Because all nerves will try to grow back, radiofrequency ablation procedures are not a permanent fix. The treatment effect tends to last an average 9 to 12 months, so it is often repeated at intervals, depending on a patient’s response to the therapy.

“As we learn more about how to apply radiofrequency ablation to peripheral joints such as the knees and the hips, this procedure may be a new treatment option for patients who are not candidates for joint replacement surgery or those with chronic postsurgical pain and other peripheral nerve pain syndromes,” says Dr. Hillegass.

Interventional Pain Management: Potential Complications

Complications of interventional pain management procedures include:

  • Rarely, infection and nerve injury
  • Spinal cord injury, also rare but possible, depending on the area of interest
  • Procedure does not provide the expected duration of pain relief—the most likely complication

To avoid the problem of insufficient pain relief after more advanced procedures such as spinal cord stimulation, Dr. Hillegass performs a trial with a spinal cord stimulator before implanting the system in any patient.

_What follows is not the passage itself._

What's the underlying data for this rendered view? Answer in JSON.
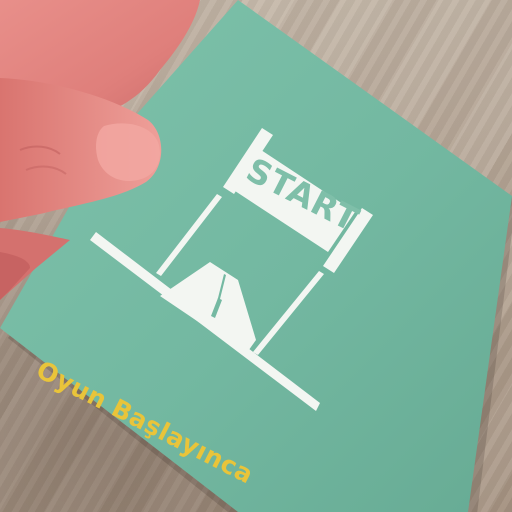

“The lead is externalized coming through the skin, and the lead and battery are sterilely taped to a patient’s back. Then, we ask a patient to live his or her life with the stimulation on for a week, so we can determine how much pain relief they had and how much their function improved,” explains Dr. Hillegass.

Interventional Pain Management Care Considerations

Before patients are considered candidates for interventional pain therapies:

  1. Evaluation: Doctors complete a thorough assessment, including a comprehensive history and physical and review of previous therapies and interventions.
  2. Diagnostic tests: In some cases, electrodiagnostic or imaging studies may be warranted to confirm that the source of a patient’s pain is coming from the expected nerve distribution.
  3. Psychological screening: Most insurance policies require a psychological evaluation for patients who are considering spinal cord stimulation. “If a patient has a severe untreated psychiatric disorder, such as severe depression, then they’re not a good candidate for the therapy at that time. Patients may need to optimize their mental health prior to pursuing any of these advanced interventional pain options,” says Dr. Hillegass.

At MUSC Health, those mental health resources can be found all under one roof. “As an academic medical center, we have resources throughout the university in terms of mental health support and robust addiction medicine services, both inpatient and outpatient. We’re able to collaborate easily with interdisciplinary teams to take care of patients with complicated pain histories,” he explains.

New Potential for Chronic Pain Relief

Patients who were previously not suitable candidates for standard interventional pain management therapies may be a better fit for these newer therapies.

The number of patients who could see relief from these therapies—and the potential quality-of-life improvements—is sizeable, says Dr. Hillegass.

“Patients who had failed back surgery and are not doing well on conservative therapies should be referred for evaluation for some of these advanced interventional pain options. It could dramatically decrease patients’ reliance on chronic opioids, which is a major problem in our country. These interventional pain management treatments are proving to be effective therapies. Patients experiencing chronic pain would benefit from exploring these new options,” he says.